Значит, дорвался Ежов до власти. Со страшной силой своё усердие показывает.
— Ну, вы уж никого из тех товарищей, на которых я указал, ко мне не подселяйте, — попросил Ягода. — Лучше кого-нибудь из посторонних.
Пошли навстречу его пожеланию и подселили незнакомого человека, бывшего профессора университета, из старорежимных. Ни к правым, ни к левым уклонистам отношения он не имел. Тем не менее, пятьдесят восьмую статью ему шили — сразу несколько пунктов. Профессор своих убеждений и не скрывал. По взглядам — толстовец, проповедовал непротивление злу насилием, а по виду — высокий, сутулый старик с густыми седыми бровями, подпалёнными на допросах папиросками следователей. Он и сам был похож на Льва Толстого. Ягоде сразу припомнилась последняя беседа с вождём.

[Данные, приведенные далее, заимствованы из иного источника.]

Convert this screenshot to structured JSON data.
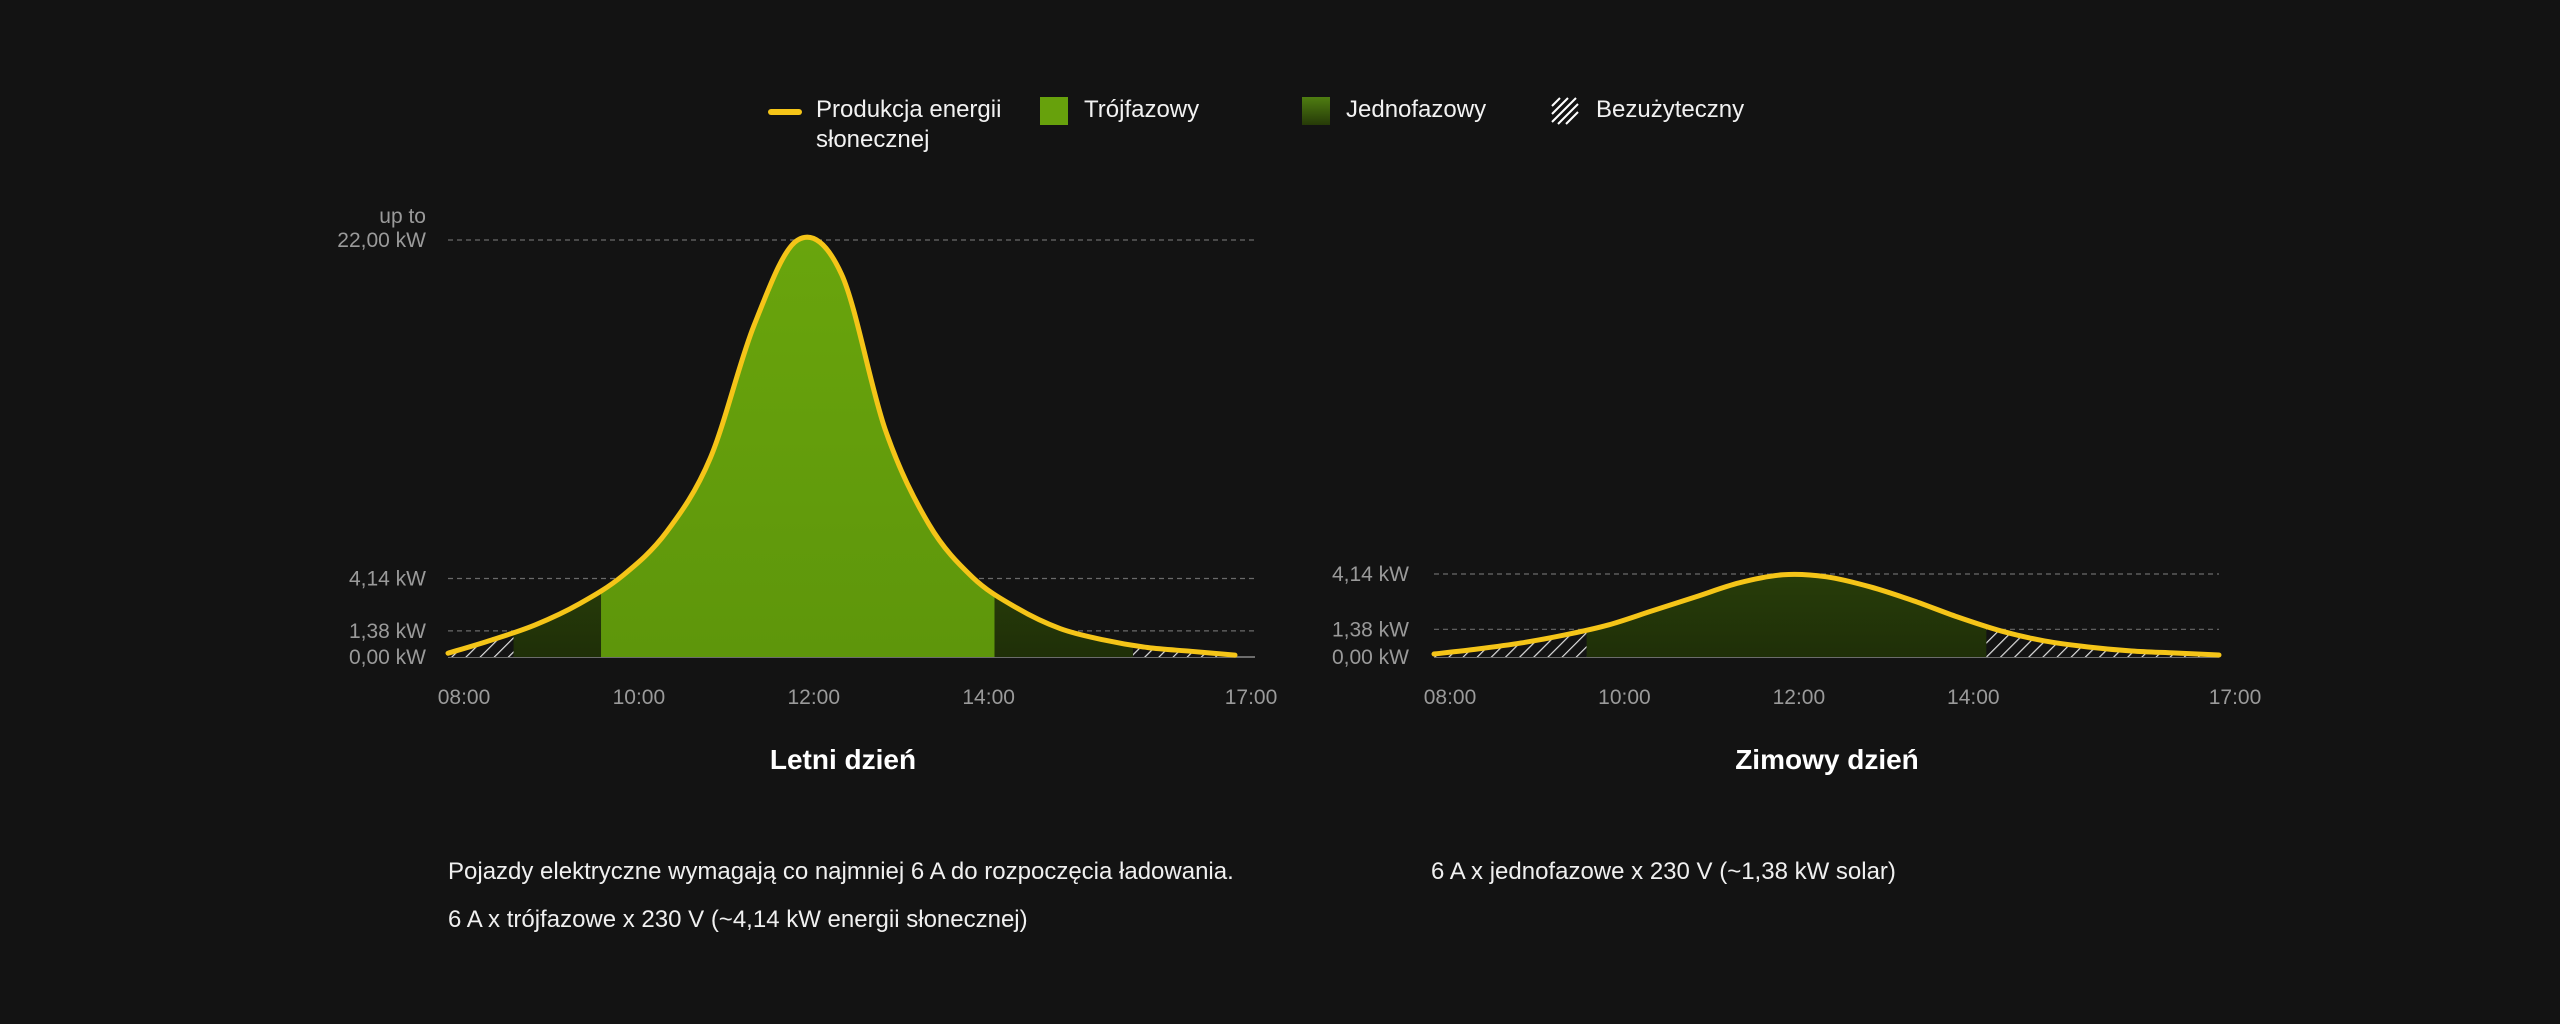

— Вижу, вы умный человек, — сказал он профессору. — Значит, тоже размышляли на тему, как устроить на земле рай.
— Ну, допустим, — хмуро ответил толстовец.
— И что же, кроме чтения «Нагорной проповеди», так ничего и не придумали?
Толстовец удивился эрудиции Ягоды. Он знал, кем раньше являлся его сокамерник, и о чекистах был невысокого мнения.
— А сами-то что наворотили, исчадия ада! — прямо и резко сказал.
— Мы исходим из того, что слаб и жалок человек. Хотя, конечно, звучит гордо, — ответил Генрих Григорьевич. — Вот мы его и тащим за воротник в коммунизм.
— Пока дотащите, в ваших руках один воротник и останется, — проворчал непротивленец.
Беседы продолжались, Ягода был даже рад, что подселили. «Очень кстати. Больше узнаю, много впечатлений получу. Не только за себя расскажу, но и обширный материалец подготовлю». Тем паче, что взбунтовавшемуся старцу грозил расстрел, и сам профессор понимал, что его ждёт. Он обречённо вздыхал: «Эх, скорей бы!». Так что Генрих Григорьевич практически с покойником беседовал.
— Смерти боитесь? — спросил, памятуя, что всё обещал узнать об ощущениях приговорённых.
— Нет, не боюсь. Полагаю, из ада земного попаду в рай небесный.
И действительно, ничего не боялся. Вождя всех народов невежественным семинаристом обзывал. Но тут уже Ягода возмутился.
— Зря вы так. Товарищ Сталин очень много знает и много читает. И вашего учителя Толстого всего прочитал. Вы не думайте, Иосифу Виссарионовичу совсем не в радость прибегать к насилию. Он великую скорбь от своих полномочий ощущает.
— Гляди-ка ты, — удивился толстовец. — Похоже, он и Достоевского начитался.
— А то, — удовлетворённо сказал Ягода. — Он при мне «Братьев Карамазовых» штудировал и пометки делал разноцветными карандашами. Вот уж будущим биографам найдётся, с чем работать.